Most of us ride in cars safely from point A to point B. It can make us angry and defensive when the suffering of First Nations people, or other people around the world are indignant and voice their own suffering. We tend to shy away from funerals because we don’t want to burden others with the work, or confront others with death (because it’s morbid). Or even on a more personal level, did you ever notice how when you say to someone “how are you?” and they say something other than “good” that it can throw the conversation completely off? We don’t know how to respond. I remember when I was a guest preacher at a tiny little church in Richmond one summer when I was a ministry student. I remember this kind woman in her 80’s seeming a little down in coffee time. I asked her what was wrong, and she told me her 61 year old son died the day before, of a heartattack. She didn’t share it with the people in the church, she said. Because she didn’t want to bring everyone down.

It makes sense in some ways. Feeling safe and secure is a good thing. And some of us can be so caught up in our own suffering that it becomes who we are. And we insist on pulling others into our own whirlpool of self-pity. But like the rich man, we can spend our whole lives putting up a gate between us and suffering. Without even knowing it. Even in church. We do our best to separate ourselves from the suffering of others—especially the weak, the oppressed, and the lost. But Jesus says when we do this, we are like the rich man hiding himself from Lazarus. We are actually hiding ourselves from God.

And that’s the basic meaning of the cross. The symbol that we put on our buildings, and wear around our necks. That in the cross, God doesn’t shy away from the suffering of our world. God doesn’t rescue Jesus at the last minute. In Jesus, God enters into it fully. Feels it’s pain, our pain. Knows its suffering and sorrow. And undergoes it to the point of death. And in doing so, she transforms it from the inside out, with the power of resurrection. God is not only to be found in the good times, baby’s laughs and sunsets. No. God is found, our salvation is found most profoundly on the other side of the gate. In our pain. Our suffering. Our rejection. And our loss.

I remember an email I received a few weeks ago from someone who volunteers at our regular morning drop in.
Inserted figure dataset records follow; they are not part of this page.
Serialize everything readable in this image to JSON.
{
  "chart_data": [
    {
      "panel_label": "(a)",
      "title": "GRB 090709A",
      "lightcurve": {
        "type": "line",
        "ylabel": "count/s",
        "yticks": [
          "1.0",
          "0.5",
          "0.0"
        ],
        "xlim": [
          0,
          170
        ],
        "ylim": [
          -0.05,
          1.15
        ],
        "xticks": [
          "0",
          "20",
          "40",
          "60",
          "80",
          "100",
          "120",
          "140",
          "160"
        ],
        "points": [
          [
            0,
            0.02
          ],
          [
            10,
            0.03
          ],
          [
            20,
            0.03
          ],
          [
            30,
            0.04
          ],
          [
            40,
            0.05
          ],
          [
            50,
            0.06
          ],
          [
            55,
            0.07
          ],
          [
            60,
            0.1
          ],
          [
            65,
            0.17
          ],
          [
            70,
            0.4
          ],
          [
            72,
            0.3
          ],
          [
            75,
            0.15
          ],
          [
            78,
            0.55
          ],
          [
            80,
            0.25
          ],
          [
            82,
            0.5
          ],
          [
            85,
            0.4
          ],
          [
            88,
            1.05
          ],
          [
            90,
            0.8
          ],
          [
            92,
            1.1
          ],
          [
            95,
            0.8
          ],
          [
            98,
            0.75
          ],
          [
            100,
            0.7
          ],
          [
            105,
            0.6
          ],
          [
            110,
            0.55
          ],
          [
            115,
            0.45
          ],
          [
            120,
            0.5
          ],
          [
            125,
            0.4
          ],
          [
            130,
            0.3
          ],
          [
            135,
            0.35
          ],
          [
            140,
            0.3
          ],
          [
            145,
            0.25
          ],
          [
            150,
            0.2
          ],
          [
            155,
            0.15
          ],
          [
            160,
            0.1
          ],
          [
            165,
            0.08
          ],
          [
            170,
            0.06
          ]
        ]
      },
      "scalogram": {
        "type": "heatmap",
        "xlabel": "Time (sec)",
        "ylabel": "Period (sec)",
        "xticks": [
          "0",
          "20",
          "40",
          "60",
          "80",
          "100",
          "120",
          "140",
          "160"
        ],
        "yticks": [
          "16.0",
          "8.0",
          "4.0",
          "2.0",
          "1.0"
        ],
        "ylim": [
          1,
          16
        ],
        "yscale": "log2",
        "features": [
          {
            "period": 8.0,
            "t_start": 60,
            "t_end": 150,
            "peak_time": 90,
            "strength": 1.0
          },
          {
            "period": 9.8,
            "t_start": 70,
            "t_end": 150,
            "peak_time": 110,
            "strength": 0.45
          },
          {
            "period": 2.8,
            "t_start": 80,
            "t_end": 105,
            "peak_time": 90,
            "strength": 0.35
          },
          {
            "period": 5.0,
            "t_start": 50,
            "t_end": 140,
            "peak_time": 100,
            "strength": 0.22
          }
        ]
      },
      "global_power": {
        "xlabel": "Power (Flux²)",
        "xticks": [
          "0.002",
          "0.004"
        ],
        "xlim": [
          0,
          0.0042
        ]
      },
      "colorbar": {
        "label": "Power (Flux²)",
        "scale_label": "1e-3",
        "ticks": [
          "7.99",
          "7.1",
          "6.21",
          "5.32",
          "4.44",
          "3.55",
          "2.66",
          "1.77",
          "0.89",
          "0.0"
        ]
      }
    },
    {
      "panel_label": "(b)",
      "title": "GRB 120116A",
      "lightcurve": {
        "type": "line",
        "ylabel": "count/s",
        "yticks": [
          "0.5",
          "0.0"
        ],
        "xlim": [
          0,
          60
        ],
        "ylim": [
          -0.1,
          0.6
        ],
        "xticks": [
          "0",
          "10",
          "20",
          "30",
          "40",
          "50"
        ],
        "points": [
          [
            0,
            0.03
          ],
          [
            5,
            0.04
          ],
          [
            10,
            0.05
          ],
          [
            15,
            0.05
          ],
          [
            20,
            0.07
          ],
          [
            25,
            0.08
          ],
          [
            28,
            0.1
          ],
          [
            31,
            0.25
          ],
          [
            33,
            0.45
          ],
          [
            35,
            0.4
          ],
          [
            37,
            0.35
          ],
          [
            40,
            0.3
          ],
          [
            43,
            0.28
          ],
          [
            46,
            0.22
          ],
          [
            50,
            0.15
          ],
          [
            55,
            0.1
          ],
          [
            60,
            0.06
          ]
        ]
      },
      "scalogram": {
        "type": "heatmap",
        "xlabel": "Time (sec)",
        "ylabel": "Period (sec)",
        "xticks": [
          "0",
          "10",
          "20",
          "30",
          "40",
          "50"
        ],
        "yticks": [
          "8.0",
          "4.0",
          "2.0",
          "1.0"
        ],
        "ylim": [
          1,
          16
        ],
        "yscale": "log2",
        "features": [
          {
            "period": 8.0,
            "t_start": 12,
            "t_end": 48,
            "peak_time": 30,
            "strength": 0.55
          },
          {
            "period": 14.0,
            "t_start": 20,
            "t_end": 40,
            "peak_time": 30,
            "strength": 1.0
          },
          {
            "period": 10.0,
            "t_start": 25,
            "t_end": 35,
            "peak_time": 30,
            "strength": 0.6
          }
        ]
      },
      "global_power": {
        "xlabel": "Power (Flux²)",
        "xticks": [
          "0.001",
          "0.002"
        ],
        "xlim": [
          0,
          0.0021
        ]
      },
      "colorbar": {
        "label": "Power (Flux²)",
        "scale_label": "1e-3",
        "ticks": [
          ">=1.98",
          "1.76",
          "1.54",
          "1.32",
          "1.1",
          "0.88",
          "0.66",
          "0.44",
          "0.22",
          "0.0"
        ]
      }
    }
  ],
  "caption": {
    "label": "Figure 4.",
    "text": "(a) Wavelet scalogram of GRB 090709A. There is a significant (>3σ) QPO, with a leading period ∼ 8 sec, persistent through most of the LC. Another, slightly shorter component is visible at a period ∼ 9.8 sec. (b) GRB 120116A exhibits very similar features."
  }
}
This email reported the words from one of our long-time friends and clients. One whose life has not been easy. Has been struck by injuries and mental health struggles. Homelessness on occasion. But one morning, he walked in to the drop in. And he said, “it’s so good to get up in the morning, and have a cup of coffee with people who actually care.” It’s one thing to share our money. It’s another thing to share our lives. In these words, I heard the gate creak open, the gate between our comfortable lives and the suffering of those who Jesus calls “the least of these.” And discovered God on the other side.

You see, like the rich man, we don’t understand that abundant life, life at its fullest, doesn’t consist in making the most comfortable life possible. It doesn’t consist in ensuring our highest level of happiness. The most assets, or best retirement plan. Or the least amount of pain. In this passage, God is opening our lives and our eyes to the truth. In this whole scenario, Jesus is showing us that true life, abundant life, life at its fullest. That life that won’t fall apart, eternal life, life that lasts forever. Life isn’t found locked away in the safety and comfort. It’s found on the other side. It’s found in relationships. It’s found in entering each other’s lives. It’s not found in shying away from suffering. It’s found in entering in to it. And helping one another carry it.

When we open ourselves to the suffering of others, we are opening the gate for God to get in. Not only for the sake of Lazarus, for the sake of those who wait for us on the outside. But those of us on the inside. For the sake of the health of our own souls.

May God give us the insight, the wisdom to open the gate. And may Christ grant us the courage to embrace others where they are. Knowing we are embracing him and his cross. Which leads to life.